We devised a plan to make sure that by the end of our turkey day feast, I would lapse into a food coma acceptable by holiday standards. To keep the budget small, as most people strive for, we only made a few changes to the dishes. Vegetable broth is an ingenious cooking tool to make most things “veg” friendly. By simply replacing all the poultry-based stock with low-sodium vegetable broth, we cured the stuffing and the green bean casserole.
Next, it was on to a gravy. Normally made with turkey fat and some flour, the traditional gravy had to go. What better to replace the meaty flavor of the turkey fat than some hearty mushrooms? We found a recipe for the tastiest mushroom gravy out there. If you want to skip the make-your-own gravy process, Heinz makes a pretty delectable mushroom gravy as well.
So by this point we had created animal-friendly gravy, stuffing and a green bean casserole. All that was left was the yams. If anyone grew up with marshmallow topped sweet potatoes, I want to formally sympathize with you and your misfortunes. Luckily, making the yams vegetarian safe was our sneaky way of getting rid of my grandma’s outdated recipe. As we looked online, we came across a recipe that twice baked their mashed yams and coated them with pecans. Can I get an amen? Absolutely delicious!
To call my Thanksgiving unconventional might be a reach. I still have all the fixings of a standard turkey day dinner, and there is even still a turkey on the table, which I avoid ardently, but my family is able to find a happy medium between the meat-lovers and the veg-heads. We’ve come together in a compromising and happy way, which is what I think the holidays are all about: uniting in spite of differences and enjoying each other’s company.
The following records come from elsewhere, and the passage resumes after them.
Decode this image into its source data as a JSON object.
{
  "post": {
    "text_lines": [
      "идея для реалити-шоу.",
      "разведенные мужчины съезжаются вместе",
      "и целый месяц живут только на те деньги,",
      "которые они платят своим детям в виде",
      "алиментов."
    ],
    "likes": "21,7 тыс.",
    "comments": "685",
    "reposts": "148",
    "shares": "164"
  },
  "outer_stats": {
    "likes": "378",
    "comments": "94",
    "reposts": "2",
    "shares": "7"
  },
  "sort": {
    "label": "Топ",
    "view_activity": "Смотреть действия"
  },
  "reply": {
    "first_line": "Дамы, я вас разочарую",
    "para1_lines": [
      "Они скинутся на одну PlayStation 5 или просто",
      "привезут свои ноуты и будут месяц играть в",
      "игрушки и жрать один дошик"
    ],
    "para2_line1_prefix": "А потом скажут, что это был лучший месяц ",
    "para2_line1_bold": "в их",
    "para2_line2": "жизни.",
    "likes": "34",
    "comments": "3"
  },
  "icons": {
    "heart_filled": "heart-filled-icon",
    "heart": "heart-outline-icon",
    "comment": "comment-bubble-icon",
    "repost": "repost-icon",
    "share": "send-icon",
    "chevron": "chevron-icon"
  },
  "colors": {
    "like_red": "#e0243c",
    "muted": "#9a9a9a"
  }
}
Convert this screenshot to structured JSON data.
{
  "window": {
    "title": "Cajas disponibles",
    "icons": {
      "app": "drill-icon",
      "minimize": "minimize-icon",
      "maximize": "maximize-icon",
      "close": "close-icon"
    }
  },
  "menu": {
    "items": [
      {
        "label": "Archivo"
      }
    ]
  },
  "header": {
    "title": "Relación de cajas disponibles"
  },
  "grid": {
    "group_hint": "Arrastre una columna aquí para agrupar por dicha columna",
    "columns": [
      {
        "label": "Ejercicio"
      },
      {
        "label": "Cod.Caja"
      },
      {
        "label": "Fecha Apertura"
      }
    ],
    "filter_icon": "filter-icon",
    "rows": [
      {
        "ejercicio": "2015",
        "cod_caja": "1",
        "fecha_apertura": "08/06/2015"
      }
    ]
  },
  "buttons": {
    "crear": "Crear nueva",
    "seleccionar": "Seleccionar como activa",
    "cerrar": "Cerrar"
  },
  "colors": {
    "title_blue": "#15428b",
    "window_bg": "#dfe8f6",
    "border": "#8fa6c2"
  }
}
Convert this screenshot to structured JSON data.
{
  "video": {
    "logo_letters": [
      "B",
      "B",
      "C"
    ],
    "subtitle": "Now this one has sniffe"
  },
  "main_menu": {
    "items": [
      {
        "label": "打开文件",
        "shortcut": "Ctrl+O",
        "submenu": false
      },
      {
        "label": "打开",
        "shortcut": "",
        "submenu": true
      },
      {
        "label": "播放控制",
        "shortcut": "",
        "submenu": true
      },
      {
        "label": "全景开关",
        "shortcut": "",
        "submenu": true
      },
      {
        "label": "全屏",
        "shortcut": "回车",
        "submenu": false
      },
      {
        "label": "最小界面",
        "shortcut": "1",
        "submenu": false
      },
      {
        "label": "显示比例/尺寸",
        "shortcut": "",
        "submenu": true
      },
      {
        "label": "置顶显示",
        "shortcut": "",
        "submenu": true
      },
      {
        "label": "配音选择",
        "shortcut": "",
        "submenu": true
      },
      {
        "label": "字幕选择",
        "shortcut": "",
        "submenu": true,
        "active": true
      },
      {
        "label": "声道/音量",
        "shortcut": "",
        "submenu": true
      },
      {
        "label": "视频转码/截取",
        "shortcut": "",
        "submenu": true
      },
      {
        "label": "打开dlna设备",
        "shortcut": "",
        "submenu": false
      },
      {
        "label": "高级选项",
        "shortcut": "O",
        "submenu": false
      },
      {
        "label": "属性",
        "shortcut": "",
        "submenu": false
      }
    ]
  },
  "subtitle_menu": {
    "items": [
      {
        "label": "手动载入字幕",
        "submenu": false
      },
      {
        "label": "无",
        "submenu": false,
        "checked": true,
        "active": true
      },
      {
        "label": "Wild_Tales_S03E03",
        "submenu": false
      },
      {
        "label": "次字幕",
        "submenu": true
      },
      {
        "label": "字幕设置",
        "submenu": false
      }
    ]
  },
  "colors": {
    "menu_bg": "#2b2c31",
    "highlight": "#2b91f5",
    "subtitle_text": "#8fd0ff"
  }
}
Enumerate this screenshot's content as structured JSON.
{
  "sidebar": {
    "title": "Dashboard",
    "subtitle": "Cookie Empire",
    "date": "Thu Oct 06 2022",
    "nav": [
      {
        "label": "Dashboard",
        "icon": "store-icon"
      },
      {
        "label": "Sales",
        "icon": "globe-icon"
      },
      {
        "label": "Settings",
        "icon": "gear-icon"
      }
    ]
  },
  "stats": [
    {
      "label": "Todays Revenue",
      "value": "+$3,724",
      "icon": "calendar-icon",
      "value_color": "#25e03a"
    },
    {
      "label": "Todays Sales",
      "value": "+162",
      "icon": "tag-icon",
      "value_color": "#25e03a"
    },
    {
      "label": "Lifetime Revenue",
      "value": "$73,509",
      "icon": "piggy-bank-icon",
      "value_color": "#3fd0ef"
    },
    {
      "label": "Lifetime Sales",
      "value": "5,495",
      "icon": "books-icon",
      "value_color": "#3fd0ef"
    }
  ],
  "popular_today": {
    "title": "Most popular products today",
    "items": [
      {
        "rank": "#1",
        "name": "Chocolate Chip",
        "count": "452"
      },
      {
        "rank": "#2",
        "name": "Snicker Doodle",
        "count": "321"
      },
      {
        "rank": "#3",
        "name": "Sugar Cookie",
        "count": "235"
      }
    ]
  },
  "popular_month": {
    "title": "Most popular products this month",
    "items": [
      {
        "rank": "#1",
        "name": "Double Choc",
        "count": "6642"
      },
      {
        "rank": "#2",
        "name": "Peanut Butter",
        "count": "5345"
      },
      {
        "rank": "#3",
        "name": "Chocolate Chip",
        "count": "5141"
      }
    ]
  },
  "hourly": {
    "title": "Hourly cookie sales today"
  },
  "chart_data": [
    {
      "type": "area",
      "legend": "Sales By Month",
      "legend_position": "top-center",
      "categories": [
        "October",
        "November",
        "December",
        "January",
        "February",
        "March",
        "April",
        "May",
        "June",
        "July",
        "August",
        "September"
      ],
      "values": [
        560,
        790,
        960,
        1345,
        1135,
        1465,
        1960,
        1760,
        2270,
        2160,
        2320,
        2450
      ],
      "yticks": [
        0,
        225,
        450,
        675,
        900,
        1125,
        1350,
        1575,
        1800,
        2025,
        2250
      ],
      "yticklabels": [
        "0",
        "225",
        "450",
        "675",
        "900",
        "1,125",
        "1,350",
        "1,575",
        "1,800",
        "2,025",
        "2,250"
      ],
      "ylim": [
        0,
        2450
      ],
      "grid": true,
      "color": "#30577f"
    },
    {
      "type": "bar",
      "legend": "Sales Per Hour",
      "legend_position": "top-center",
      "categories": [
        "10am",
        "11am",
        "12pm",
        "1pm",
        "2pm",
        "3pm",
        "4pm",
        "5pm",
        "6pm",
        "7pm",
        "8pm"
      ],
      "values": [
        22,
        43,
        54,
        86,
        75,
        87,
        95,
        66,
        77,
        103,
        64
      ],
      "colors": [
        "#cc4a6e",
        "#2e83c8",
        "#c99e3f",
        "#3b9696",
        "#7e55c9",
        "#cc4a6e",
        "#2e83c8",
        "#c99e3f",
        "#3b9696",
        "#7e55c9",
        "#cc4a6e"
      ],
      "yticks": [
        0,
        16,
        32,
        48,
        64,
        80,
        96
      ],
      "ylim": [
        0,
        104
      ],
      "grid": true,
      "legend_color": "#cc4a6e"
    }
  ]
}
Twice-Baked Pecan Coated Sweet Potatoes
– 5 sweet potatoes
– ½ cup of brown sugar
– 1 teaspoon of nutmeg
– ¼ cup butter
– ½ cup of chopped pecans
Roast the potatoes thoroughly. Peel the skins off afterwards. Add the nutmeg, brown sugar and butter and mash. Place in a glass dish and coat the top with pecans. Bake for 15 minutes at 350 degrees.
– 3 tablespoons unsalted butter (olive oil would work as well)
– 6 ounces of Cremini mushrooms (if you’re partial to a different mushroom adjust as needed)
– 1 tablespoon finely chopped shallot
– Salt and pepper
– ¼ cup all-purpose flour
– ¼ cup dry Marsala wine
– 2 cups low-sodium vegetable broth
– ¼ cup heavy cream
Trim stems and thinly slice the Cremini mushrooms. Brown mushrooms and shallots in butter about five minutes. Reduce heat to medium and add flour to thicken. Simmer in Marsala wine scraping any burnt parts into the mixture then slowly pour in the vegetable broth and whisk until smooth, bring to a boil and stir occasionally (about two minutes). Remove from heat and finish with heavy cream to get the right texture. Add salt and pepper to taste.